“Un aplauso para Luis Echeverría que nos va a mandar 300 camiones de pasajeros para el regreso… a todo dar el chavo ese”, fue uno de los mensajes que se dijeron en los altavoces del Festival de Avándaro en septiembre de 1972 cuando la falta de organización amenazaba con colapsar el evento masivo, el cual, pese a las peores predicciones, no colapsó.

Luis Echeverría Álvarez, presidente de México de 1970 a 1976 y que falleció este 8 de julio, lejos estaba de ser un “chavo”; sus actos demuestran que fue enemigo declarado de todo crítico y tampoco fue “a todo dar”; por el contrario, su talante fue el del autoritarismo, la represión y la cooptación.

Autoritarismo, represión y cooptación.
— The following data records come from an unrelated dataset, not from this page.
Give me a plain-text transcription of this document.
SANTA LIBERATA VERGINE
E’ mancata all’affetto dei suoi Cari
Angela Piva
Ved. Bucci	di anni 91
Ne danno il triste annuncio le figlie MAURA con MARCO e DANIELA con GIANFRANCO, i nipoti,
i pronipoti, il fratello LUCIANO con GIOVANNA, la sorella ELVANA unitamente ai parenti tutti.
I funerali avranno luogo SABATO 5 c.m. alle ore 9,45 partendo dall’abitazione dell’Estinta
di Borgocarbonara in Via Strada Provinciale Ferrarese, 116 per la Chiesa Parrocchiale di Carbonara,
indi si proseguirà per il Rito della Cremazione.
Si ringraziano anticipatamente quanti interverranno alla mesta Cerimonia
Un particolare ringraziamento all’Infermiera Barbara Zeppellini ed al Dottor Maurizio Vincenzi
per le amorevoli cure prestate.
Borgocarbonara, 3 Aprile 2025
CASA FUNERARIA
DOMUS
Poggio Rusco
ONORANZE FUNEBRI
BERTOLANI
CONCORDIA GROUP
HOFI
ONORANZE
El “chavo” Echeverría era un hipócrita que pagó las flores que le dieron el festival de Avándaro exiliando al rock de todos los medios, con lo que reprimió una cultura en ascenso. Según cuenta Federico Arana en su opus “Guaraches de Ante Azul”, su Secretaría de Gobernación castigó a quienes por Radio Juventud habían transmitido el concierto bajo el argumento de haber violado la Ley Federal de Radio y Televisión y después prohibió grabar a bandas como Tinta Blanca o División del Norte.

No era fobia al rock en particular, era su repulsión a todo lo que cuestionara el caduco sistema político mexicano, que empezaba a dar señales de agotamiento.

Echeverría fue señalado como uno de los responsables de la matanza en Tlatelolco en 1968 y muchos jóvenes desengañados del México institucional optaron por irse a la sierra a hacer la revolución a la Revolución Mexicana. Entonces se desencadena uno de los episodios más oscuros de la historia mexicana conocida como la Guerra Sucia, en donde se desaparece sistemáticamente a los opositores.

El “halconazo” de 1972 sería un episodio más de esta guerra sucia que el Estado hizo contra quienes no encontraron una vía en las urnas para buscar un cambio y tuvieron que optar por las armas.

Hipócrita, Echeverría mantenía un discurso pseudoizquierdista mientras reprimía a los guerrilleros mexicanos con la complicidad del dictador cubano Fidel Castro y, además, se pretendía erigir como líder del entonces llamado Tercer Mundo para confrontar a EUA y la URSS pero que siempre buscó la complacencia de Washington.

Para lavar la sangre derramada en Tlatelolco, Echeverría quiso cooptar a todos los universitarios y la crema de la intelectualidad mexicana dotándolos de recursos y prebendas. En esta lógica de cooptación, a nuestra UAQ se le dio el espacio en derredor del Cerro de las Campanas para construir el Centro Universitario.

Pero eso no hizo callar la conciencia crítica de los universitarios del país: en 1975, en la inauguración del ciclo escolar de la UNAM en 1975, una piedra dio directo en la calva del presidente Echeverría, quizás, esa deba ser la imagen que defina su sexenio.

En su funeral, no hubo un aplauso para el “chavo” Echeverría. Y, aunque la verdad legal lo exoneró de la masacre de Tlatelolco, aún le espera el verdadero juicio de la historia, que esperemos sea otra pedrada.